This is to note that because of the lack of information of the radial velocities of the sources, in Paper I as well as in this study too, we consider only the PMs of the sources, which is on the sky plane. In an Hii region, where the ionizing star and the BRC both are not located at the sky plane, but have a significant distance along the line-of-sight, the $\mid$$\theta_{ip}-\theta_{pm}$$\mid\sim 0\degr$ might not always be satisfied because of the possible presence of a significant radial component of motion of the BRC/ionizing source. Apparently, $180\degr>\mid$$\theta_{ip}-\theta_{pm}$$\mid>90\degr$ might seem as a phenomenon opposite to RE in 2D, i.e. PMs of the YSOs towards the ionizing star, but these sources may have significant components of motions in the radial direction, which might make their total motions in 3D away from the ionizing star, satisfying the RE scenario. Thus, the $\mid$$\theta_{ip}-\theta_{pm}$$\mid\sim 0\degr$ condition does not signify the RE scenario completely in 2D, but in 3D.

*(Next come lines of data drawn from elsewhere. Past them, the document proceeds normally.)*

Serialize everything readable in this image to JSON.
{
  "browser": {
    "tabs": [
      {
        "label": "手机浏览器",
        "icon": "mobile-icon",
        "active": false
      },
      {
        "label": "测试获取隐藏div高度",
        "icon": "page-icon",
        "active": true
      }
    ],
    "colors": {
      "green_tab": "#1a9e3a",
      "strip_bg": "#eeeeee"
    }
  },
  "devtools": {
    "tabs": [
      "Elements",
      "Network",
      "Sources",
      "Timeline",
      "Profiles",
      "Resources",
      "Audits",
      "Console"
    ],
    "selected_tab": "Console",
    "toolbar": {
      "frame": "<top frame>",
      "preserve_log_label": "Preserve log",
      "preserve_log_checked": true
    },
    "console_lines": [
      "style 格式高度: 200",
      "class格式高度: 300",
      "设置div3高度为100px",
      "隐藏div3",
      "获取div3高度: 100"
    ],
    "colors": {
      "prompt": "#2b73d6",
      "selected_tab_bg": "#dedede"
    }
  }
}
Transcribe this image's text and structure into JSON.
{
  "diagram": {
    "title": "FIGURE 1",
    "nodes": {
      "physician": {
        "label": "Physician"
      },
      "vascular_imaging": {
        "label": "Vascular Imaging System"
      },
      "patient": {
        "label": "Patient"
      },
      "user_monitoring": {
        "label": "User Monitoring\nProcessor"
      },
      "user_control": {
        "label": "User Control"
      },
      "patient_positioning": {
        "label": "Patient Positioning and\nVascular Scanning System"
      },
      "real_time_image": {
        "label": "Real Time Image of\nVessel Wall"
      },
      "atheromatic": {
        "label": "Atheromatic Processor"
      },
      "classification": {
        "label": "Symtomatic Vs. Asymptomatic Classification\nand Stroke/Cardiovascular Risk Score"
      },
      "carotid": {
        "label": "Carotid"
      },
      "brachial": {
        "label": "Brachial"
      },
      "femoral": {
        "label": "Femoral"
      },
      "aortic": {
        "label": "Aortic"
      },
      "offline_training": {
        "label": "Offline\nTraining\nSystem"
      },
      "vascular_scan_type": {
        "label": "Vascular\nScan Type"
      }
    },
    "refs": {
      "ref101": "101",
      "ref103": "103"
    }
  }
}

A higher $\mid$$\theta_{ip}-\theta_{pm}$$\mid$ for BRCs 54 and 89 signifies that the relative PM of the candidate YSOs direct towards their respective ionizing sources. For BRC 54, we initially suspected that the presence of another massive star, HD 73882 (also considered to ionize BRC 55), might have influenced the motion of the candidate YSOs. But due to higher distance ($\sim$13 pc), the probability of HD 73882 influencing BRC 54 is low. Prisinzano et al. (2018) detected second generation of stars around BRC 54, which indicates that the kinematic coupling between the candidate YSOs and BRC 54 might have been lost. Therefore, the $\theta_{pm}$ of the candidate YSOs might not indicate the PM of BRC 54.

The massive star considered to ionize BRC 89 is HD 165921, with respect to which $\theta_{pm}$ of the candidate YSOs is estimated. Based on the 2MASS all-sky survey, Bica et al. (2003) discovered a stellar cluster encircling an ionizing source HD 166056, a B2Ve star (Herbst et al., 1982) in BRC 89. It is embedded in a cavity, surrounded by a prominent shell-like structure indicative of expanding ionization front (Santos et al., 2014). The pressure of HD 166056 might have affected the motion of the surrounding YSOs which is why $\theta_{pm}$ of the candidate YSOs show significantly different direction in BRC 89.